The development is one of four P3s that the Port Authority of New York and New Jersey has launched as part of an $18 billion redevelopment of JFK, one of the nation’s busiest airports and a top international gateway to the U.S. NTO’s design-build-finance-operate-maintain project is the largest P3 in the U.S., with market participants watching it as a model for other U.S. airports.

The five-year $6.63 billion bank loan will finance the first phase of the project, called Phase A, which will cover about two-thirds of the total development, including a new arrivals and departure hall and 14 out of a total of 23 new gates. Its set to open to passengers by 2026. The following stages, Phase B1 and B2, will require additional debt, though the size and form have not been determined. Completion for the entire terminal is set for 2030.

NTO already has a finance team in place to tap the market.

Citi will be the book-running senior manager on the initial tax-exempt deal, with Loop Capital Markets as co-senior manager. Co-managers will include some of the lenders under NTO’s bank financing and several MWBE firms, McGrady said.

The port authority’s financial advisor is Frasca & Associates.

Katten Muchin will be bond counsel, with D. Seaton and Associates as co-bond counsel. Underwriters counsel is Nixon Peabody and co-underwriters counsel is Joseph C. Reid, P.A.

The New York Transportation Development Corporation will act as conduit issuer.

The bonds will be on par with the bank debt and will be secured by net project revenues and the mortgage on NTO’s lease with the PANYNJ, which runs through 2060. The revenues are derived largely from per-passenger charges from airlines and concessions.

Certain PANYNJ payments, like concession revenue sharing and ground rents, will be paid before debt service, according to Fitch Ratings.

The $6.63 billion of bank debt is a five-year term loan with two tranches that total $6.33 billion, along with a $200 million liquidity facility, $50 million working capital facility and $50 million security deposit that will be borrowed by the New York Transportation Development Corp., according to ratings agencies.

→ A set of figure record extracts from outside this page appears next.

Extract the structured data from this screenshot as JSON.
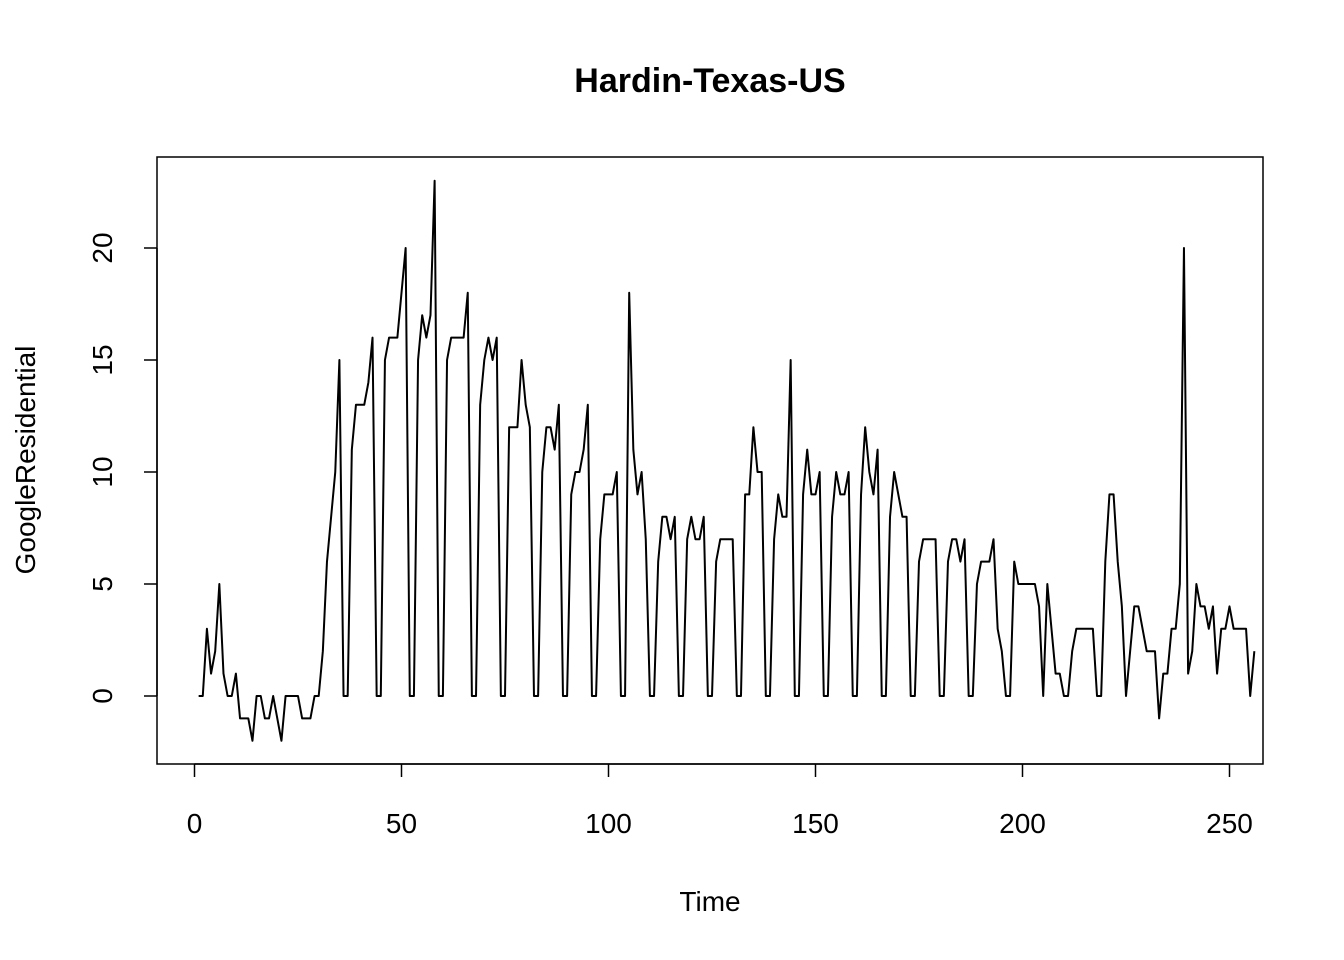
{
  "chart_data": {
    "type": "line",
    "title": "Hardin-Texas-US",
    "xlabel": "Time",
    "ylabel": "GoogleResidential",
    "xlim": [
      1,
      248
    ],
    "ylim": [
      -2,
      23
    ],
    "xticks": [
      0,
      50,
      100,
      150,
      200,
      250
    ],
    "yticks": [
      0,
      5,
      10,
      15,
      20
    ],
    "xtick_labels": [
      "0",
      "50",
      "100",
      "150",
      "200",
      "250"
    ],
    "ytick_labels": [
      "0",
      "5",
      "10",
      "15",
      "20"
    ],
    "grid": false,
    "legend": "none",
    "line_color": "#000000",
    "series": [
      {
        "values": [
          0,
          0,
          3,
          1,
          2,
          5,
          1,
          0,
          0,
          1,
          -1,
          -1,
          -1,
          -2,
          0,
          0,
          -1,
          -1,
          0,
          -1,
          -2,
          0,
          0,
          0,
          0,
          -1,
          -1,
          -1,
          0,
          0,
          2,
          6,
          8,
          10,
          15,
          0,
          0,
          11,
          13,
          13,
          13,
          14,
          16,
          0,
          0,
          15,
          16,
          16,
          16,
          18,
          20,
          0,
          0,
          15,
          17,
          16,
          17,
          23,
          0,
          0,
          15,
          16,
          16,
          16,
          16,
          18,
          0,
          0,
          13,
          15,
          16,
          15,
          16,
          0,
          0,
          12,
          12,
          12,
          15,
          13,
          12,
          0,
          0,
          10,
          12,
          12,
          11,
          13,
          0,
          0,
          9,
          10,
          10,
          11,
          13,
          0,
          0,
          7,
          9,
          9,
          9,
          10,
          0,
          0,
          18,
          11,
          9,
          10,
          7,
          0,
          0,
          6,
          8,
          8,
          7,
          8,
          0,
          0,
          7,
          8,
          7,
          7,
          8,
          0,
          0,
          6,
          7,
          7,
          7,
          7,
          0,
          0,
          9,
          9,
          12,
          10,
          10,
          0,
          0,
          7,
          9,
          8,
          8,
          15,
          0,
          0,
          9,
          11,
          9,
          9,
          10,
          0,
          0,
          8,
          10,
          9,
          9,
          10,
          0,
          0,
          9,
          12,
          10,
          9,
          11,
          0,
          0,
          8,
          10,
          9,
          8,
          8,
          0,
          0,
          6,
          7,
          7,
          7,
          7,
          0,
          0,
          6,
          7,
          7,
          6,
          7,
          0,
          0,
          5,
          6,
          6,
          6,
          7,
          3,
          2,
          0,
          0,
          6,
          5,
          5,
          5,
          5,
          5,
          4,
          0,
          5,
          3,
          1,
          1,
          0,
          0,
          2,
          3,
          3,
          3,
          3,
          3,
          0,
          0,
          6,
          9,
          9,
          6,
          4,
          0,
          2,
          4,
          4,
          3,
          2,
          2,
          2,
          -1,
          1,
          1,
          3,
          3,
          5,
          20,
          1,
          2,
          5,
          4,
          4,
          3,
          4,
          1,
          3,
          3,
          4,
          3,
          3,
          3,
          3,
          0,
          2
        ]
      }
    ]
  }
}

Last week’s financing closed days after the PANYNJ board approved a new lead investor in the project at a special board meeting on June 3. Spanish firm Ferrovial S.A. took a 96% stake in The Carlyle Global Infrastructure Fund’s 51% stake in JFK NTO LLC. The move gives Ferrovial a controlling position over most NTO management decisions.

In addition to Ferrovial/Carlyle, the other private firms are Johnson-Loop Capital Infrastructure, with 30% of the ownership, and Ullico, with 19% ownership.

“The construction of this new state-of-the-art terminal at JFK is key to our vision for a new era in New York,” Gov. Kathy Hochul said in a statement after last week’s financial close.

The $6.63 billion debt carries low investment grade ratings from three ratings agencies. Kroll Bond Ratings Agency assigns a BBB-/stable preliminary rating. Moody’s Investors Service assigned Baa3/stable ratings and Fitch Ratings pegs the debt at BBB-/stable.

“The stable outlook reflects Moody’s expectation that Phase A of the project will be completed with limited delays and that terminal usage will generate at least a total [debt service coverage ratio] of 1.4 times including subordinated and deferrable payments to the PANYNJ under the lease,” Moody’s said in its report.

Fitch said that the financing plan “entails a rising debt service payment profile coupled with refinance risk,” due to the plan to take out the loan with long-term debt, adding that “incremental debt for a future phase B1 and B2 expansions could raise overall project leverage.”

The City of New York owns JFK and leases the property to the PANYNJ under a lease through 2060.